По утрам, направляясь в свое ателье, Шоненбаум встречал такие караваны. Ему нравились ламы, только он не понимал отчего: может, потому, что в Германии их не было?.. Караван состоял обычно из двух-трех десятков животных, каждое из которых способно переносить груз, в несколько раз превышающий его собственный вес. Иногда два, иногда три индейца перегоняли караваны к далеким андийским деревушкам.

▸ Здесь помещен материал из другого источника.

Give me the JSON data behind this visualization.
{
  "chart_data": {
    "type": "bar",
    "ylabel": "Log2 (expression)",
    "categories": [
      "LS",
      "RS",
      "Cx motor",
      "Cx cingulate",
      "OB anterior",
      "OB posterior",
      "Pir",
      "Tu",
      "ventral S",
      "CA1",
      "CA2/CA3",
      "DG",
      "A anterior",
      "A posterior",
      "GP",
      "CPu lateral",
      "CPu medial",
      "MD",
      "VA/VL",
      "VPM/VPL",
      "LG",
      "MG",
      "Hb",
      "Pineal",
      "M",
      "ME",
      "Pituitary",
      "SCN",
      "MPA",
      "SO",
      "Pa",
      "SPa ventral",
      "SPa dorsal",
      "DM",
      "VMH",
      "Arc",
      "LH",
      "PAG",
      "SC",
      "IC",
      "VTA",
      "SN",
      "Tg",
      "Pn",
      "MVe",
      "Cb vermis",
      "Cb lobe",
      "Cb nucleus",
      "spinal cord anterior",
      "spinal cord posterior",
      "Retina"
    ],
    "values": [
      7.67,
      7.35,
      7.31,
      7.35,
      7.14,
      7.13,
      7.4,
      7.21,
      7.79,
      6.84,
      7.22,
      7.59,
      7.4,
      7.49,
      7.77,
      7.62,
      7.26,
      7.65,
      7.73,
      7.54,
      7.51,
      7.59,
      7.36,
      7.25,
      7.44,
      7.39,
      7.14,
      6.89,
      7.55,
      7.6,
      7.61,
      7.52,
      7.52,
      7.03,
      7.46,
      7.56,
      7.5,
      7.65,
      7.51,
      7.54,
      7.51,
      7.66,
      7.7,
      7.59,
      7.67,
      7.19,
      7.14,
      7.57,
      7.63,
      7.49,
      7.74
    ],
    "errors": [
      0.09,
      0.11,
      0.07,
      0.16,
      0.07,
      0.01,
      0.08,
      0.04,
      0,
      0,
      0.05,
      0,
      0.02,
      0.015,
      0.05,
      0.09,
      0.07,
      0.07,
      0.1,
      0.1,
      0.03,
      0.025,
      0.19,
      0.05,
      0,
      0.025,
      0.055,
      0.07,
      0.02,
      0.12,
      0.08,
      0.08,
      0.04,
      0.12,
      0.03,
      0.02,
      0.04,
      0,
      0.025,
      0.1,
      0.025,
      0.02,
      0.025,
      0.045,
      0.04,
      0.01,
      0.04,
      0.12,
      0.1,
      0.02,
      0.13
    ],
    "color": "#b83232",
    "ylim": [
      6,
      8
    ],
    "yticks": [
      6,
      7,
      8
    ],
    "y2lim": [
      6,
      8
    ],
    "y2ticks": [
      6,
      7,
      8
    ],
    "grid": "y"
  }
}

Как-то ранним утром Шоненбаум спускался в город. Завидев караван, он, как всегда, умиленно заулыбался и умерил шаг, чтобы погладить какое-нибудь животное. В Германии он никогда не гладил ни кошек, ни собак, хотя их там водится великое множество; да и к птицам оставался равнодушен. Разумеется, это лагерь смерти столь недружелюбно настроил его к немцам. Гладя бок ламы, Шоненбаум случайно взглянул на погонщика-индейца. Тот шлёпал босиком, зажав в руке посох, и поначалу Шоненбаум не обратил на него особого внимания. Его рассеянный взгляд готов был соскользнуть с незнакомого лица: ничего особенного, лицо как лицо, худое, обтянутое желтой кожей и как будто высеченное из камня: словно над ним много столетий подряд трудились нищета и убожество. Вдруг что-то шевельнулось в груди Шоненбаума — что-то смутно знакомое, давно забытое, но все еще пугающее. Сердце бешено застучало, память же не торопилась с подсказкой. Где он видел этот беззубый рот, угрюмо повисший нос, эти большие и робкие карие глаза, взирающие на мир с мучительным упреком: вопрошающе-укоризненно? Он уже повернулся к погонщику спиной, когда память разом обрушилась на него. Шоненбаум сдавленно охнул и оглянулся.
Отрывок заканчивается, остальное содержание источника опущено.